Но дьяк Осипов уже не слушал его. Высоким, хорошо поставленным голосом восклицая здравицы родовитому боярству, он раздвигал конем буйную толпу и правил прямиком к Лобному месту. Федька зло обернулся на своих людей, которые заметно приуныли и вполголоса вели меж собой те же крамольные разговоры:

– Ну, что застряли, бездельники? Али вечно прожить думаете? Мы Шуйскому крест целовали, будь что будет… А ну за мной, ребята!!

Народ галдел, зыркал исподлобья, недобро, угрожающе, иные норовили и палкой по конским ногам ударить. Пришлось плетьми поработать, пока к Лобному месту пробрались. Сыны боярские, что следом шли, за сабли взялись да раскроили пару горячих голов – народишко и осадил, сдал назад. «Не дело, – подумал Федька. – С ляхами-то еще не схлестнулись, а уже своих бьем…»

Князь Шуйский смерил невеликую конную рать острым стремительным взглядом из-под затененных шеломом кустистых бровей. Снял латную перчатку и желтым костистым пальцем с кривившимся, как звериный коготь, твердым ногтем поманил к себе дьяка Осипова:

– Ты что ж подвел меня, Тимоша? – молвил он почти ласково, но дьяк вдруг посерел лицом и затрясся словно осиновый лист, чего Федька от него никак не ожидал. – Где здесь две сотни? Одной и то нет.

– Прости, князь-батюшка! – залепетал дьяк, оправдываясь. – Две, как есть две! Вот, изволишь видеть очами своими ясными – сотника-то два! Бегут с Москвы, государь мой Василий Иванович, ратные людишки…

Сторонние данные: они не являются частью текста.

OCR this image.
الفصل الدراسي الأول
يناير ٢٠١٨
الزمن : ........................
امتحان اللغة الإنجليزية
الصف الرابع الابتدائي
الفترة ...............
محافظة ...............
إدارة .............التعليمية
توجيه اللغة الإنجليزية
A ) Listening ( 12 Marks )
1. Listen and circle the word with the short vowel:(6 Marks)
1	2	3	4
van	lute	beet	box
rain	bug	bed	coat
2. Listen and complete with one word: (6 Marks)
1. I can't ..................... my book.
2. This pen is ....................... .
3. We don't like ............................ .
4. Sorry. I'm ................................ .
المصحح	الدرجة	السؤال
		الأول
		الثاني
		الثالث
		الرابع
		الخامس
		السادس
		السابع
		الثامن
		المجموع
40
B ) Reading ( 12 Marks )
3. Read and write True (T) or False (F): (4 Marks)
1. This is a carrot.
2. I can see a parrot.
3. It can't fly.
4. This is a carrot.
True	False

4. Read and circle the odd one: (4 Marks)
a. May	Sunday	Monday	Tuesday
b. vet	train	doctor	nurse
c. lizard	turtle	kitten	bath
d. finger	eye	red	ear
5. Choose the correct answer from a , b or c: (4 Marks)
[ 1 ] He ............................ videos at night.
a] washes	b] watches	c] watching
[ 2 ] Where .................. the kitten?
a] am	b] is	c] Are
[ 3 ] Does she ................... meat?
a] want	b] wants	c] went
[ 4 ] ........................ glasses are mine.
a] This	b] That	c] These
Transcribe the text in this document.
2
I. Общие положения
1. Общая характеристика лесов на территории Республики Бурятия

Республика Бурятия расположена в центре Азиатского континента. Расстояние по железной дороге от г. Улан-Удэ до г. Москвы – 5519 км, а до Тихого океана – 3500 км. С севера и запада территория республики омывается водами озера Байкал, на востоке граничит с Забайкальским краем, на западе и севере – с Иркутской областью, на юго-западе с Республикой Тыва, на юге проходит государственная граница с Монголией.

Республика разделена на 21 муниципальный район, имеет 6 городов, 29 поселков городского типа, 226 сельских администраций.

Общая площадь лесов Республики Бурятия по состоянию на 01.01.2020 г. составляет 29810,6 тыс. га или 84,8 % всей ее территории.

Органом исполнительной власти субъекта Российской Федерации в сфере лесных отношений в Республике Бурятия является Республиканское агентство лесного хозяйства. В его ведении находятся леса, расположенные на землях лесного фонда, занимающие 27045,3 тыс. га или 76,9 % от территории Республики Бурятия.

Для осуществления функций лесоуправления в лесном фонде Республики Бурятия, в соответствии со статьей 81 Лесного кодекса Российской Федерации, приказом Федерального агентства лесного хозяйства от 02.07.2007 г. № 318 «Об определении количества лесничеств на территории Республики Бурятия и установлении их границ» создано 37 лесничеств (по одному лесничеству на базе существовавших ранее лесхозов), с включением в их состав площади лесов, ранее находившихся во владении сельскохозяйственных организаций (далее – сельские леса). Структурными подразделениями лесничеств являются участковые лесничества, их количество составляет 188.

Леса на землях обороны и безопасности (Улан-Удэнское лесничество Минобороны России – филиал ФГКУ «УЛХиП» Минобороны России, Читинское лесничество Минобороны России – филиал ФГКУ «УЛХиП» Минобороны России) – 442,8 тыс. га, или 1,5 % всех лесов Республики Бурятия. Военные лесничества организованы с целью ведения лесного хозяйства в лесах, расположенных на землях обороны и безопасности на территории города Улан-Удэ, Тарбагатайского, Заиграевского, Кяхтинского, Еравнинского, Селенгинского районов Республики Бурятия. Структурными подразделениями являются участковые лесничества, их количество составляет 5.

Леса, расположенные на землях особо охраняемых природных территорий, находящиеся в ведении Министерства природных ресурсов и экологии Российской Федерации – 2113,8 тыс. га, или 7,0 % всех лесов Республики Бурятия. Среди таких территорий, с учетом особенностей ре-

– А мы, князь, каждый за двоих биться станем, вот и будет нас двести из ста! – осмелев, выкрикнул Федька, больше для того, чтобы вернуть душе предательски уходивший боевой запал.

Шуйский метнул на него цепкий взгляд, узнал:

– А, это ты… – Имени не вспомнил, засмеялся, щеря некрасивые острые зубы. – Тебе бы только биться, аника-воин! Коли по-моему пойдет, битвы и вовсе не будет! Полячишки-то из Кремля все как есть вышли, сие от верных соглядатаев ведомо. А роту Маржеретову[81] и стрельцов я нынче сам именем царевым на покой отослал! Никого при Гришке-расстрижке нету, окромя Маринки и ее бабья! Так что не страшись, войско, ступай за мной в Кремль. Вы мне расстригу только не упустите да Маринку изловите!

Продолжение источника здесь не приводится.